Index the Right Columns
Check slow query logs for full table scans. Add indexes on columns used in WHERE, JOIN, and ORDER BY clauses.
-- Slow: full table scan
SELECT * FROM orders WHERE customer_id = 42;
-- Fast: index lookup
CREATE INDEX idx_orders_customer ON orders(customer_id);
Use EXPLAIN
Every relational database has an EXPLAIN command that shows the query execution plan.

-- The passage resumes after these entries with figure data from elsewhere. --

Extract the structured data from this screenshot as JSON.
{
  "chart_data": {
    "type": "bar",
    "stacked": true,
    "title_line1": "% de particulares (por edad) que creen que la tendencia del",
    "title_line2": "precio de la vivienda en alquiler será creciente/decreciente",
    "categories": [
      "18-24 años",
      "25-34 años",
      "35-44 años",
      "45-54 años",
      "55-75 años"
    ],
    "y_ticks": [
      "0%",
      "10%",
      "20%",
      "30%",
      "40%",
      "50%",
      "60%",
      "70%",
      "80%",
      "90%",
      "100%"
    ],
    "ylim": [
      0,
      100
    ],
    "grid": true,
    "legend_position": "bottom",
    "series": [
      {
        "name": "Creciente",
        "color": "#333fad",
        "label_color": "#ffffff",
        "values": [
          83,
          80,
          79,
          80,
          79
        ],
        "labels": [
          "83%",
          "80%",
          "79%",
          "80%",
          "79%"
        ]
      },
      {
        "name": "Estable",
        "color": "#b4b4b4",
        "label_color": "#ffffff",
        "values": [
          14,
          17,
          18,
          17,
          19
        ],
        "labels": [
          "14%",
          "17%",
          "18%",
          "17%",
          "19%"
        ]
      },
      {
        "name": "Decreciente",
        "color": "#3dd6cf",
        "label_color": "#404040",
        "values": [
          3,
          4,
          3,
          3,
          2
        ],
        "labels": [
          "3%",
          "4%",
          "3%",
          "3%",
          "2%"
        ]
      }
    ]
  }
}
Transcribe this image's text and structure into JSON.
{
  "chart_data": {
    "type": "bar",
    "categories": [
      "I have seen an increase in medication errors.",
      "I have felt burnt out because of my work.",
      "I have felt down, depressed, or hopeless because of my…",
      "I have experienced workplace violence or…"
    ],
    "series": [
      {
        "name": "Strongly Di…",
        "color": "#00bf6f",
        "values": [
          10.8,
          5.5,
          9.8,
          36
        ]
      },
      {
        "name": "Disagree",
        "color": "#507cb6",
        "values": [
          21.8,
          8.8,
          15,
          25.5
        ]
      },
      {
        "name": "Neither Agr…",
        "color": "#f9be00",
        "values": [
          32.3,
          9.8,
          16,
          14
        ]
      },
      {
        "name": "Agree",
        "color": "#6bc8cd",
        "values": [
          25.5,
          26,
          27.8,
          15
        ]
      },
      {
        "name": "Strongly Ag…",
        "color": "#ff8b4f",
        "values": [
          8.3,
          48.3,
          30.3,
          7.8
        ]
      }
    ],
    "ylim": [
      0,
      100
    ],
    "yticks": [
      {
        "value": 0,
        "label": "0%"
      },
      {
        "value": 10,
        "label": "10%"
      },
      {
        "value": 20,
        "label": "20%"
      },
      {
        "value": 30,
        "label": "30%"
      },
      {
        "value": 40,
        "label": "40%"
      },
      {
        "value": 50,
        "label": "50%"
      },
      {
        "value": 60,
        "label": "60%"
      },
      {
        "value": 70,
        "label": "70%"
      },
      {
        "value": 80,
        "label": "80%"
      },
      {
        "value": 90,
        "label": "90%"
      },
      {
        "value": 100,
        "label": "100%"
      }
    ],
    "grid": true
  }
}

EXPLAIN ANALYZE SELECT * FROM orders WHERE customer_id = 42;
Look for:
- Seq Scan (sequential scan) -> needs an index
- Nested Loop on large tables -> consider a hash join
- High actual rows vs estimated rows -> statistics are stale, run ANALYZE
Avoid N+1 Queries
A common ORM anti-pattern: fetch a list of records, then loop and fetch related records one by one.
Bad (N+1):
SELECT * FROM orders; -- 1 query
SELECT * FROM items WHERE order_id = 1; -- N queries
SELECT * FROM items WHERE order_id = 2;
...
Good (JOIN or batch):
SELECT o.*, i.* FROM orders o
JOIN items i ON o.id = i.order_id; -- 1 query
Denormalization
Normalization reduces redundancy but requires joins. At high scale, joins become expensive. Denormalization stores precomputed or duplicated data to avoid joins.
Normalized:
orders table + customers table + JOIN for every query
Denormalized:
orders table includes customer_name and customer_email
Faster reads, but you must update all copies when customer data changes
Caching Query Results
For expensive queries that don't change often (leaderboards, reports, aggregations), cache the result in Redis with a TTL.
1. Check Redis for key "leaderboard:daily"
2. Cache hit -> return result
3. Cache miss -> run expensive query -> store in Redis with 5-minute TTL -> return
Scaling Timeline
A practical progression for database scaling as load grows:
Stage 1: Single database, optimize queries & indexes
Stage 2: Add connection pooling (PgBouncer/ProxySQL)
Stage 3: Add caching layer (Redis) for hot queries
Stage 4: Add read replicas for read-heavy workloads
Stage 5: Vertical scaling (bigger instance)
Stage 6: Shard for write-heavy workloads
Stage 7: Move to purpose-built databases for specific workloads
(Elasticsearch for search, Redis for sessions, Cassandra for time-series)
YouTube's Vitess project is a real-world embodiment of this scaling timeline. Originally built to scale YouTube's MySQL databases, Vitess adds a proxy layer that handles connection pooling, query routing, and transparent sharding on top of standard MySQL. It allows teams to start with a single MySQL instance and incrementally shard as load grows, without rewriting application queries. Vitess is now open source and used in production by Slack, GitHub, and others as a general-purpose MySQL scaling solution.
Common Pitfalls
- Sharding too early. Sharding is operationally expensive (migrations, cross-shard joins, rebalancing). Exhaust read replicas, caching, and query optimization first.
- Wrong shard key. A bad shard key creates hot spots or forces cross-shard queries. Choose a key that matches your primary access pattern and distributes evenly.
- Ignoring connection limits. A database with a 200-connection limit serving 50 app servers at 10 connections each is already over capacity. Use a pooler.
- No read-your-writes consistency. After a write, routing the same user to a lagging replica causes confusion. Implement read-your-writes for interactive workflows.
- Over-denormalizing. Denormalization speeds reads but creates update anomalies. Denormalize strategically for hot paths, not everywhere.
- Missing indexes on foreign keys. Joins and cascading deletes do full table scans without indexes on foreign key columns.
Key Takeaways
- Read replicas are the first scaling lever for read-heavy workloads. Understand replication lag trade-offs.
- Sharding is necessary for write scaling but adds significant complexity. Choose the shard key carefully.
- Connection pooling is often the cheapest way to extend a database's capacity.
- Query optimization (indexes, EXPLAIN, avoiding N+1) should come before any infrastructure scaling.
- Follow the scaling timeline: optimize, pool, cache, replicate, then shard.
- Use the right database for the right workload. Polyglot persistence is standard at scale.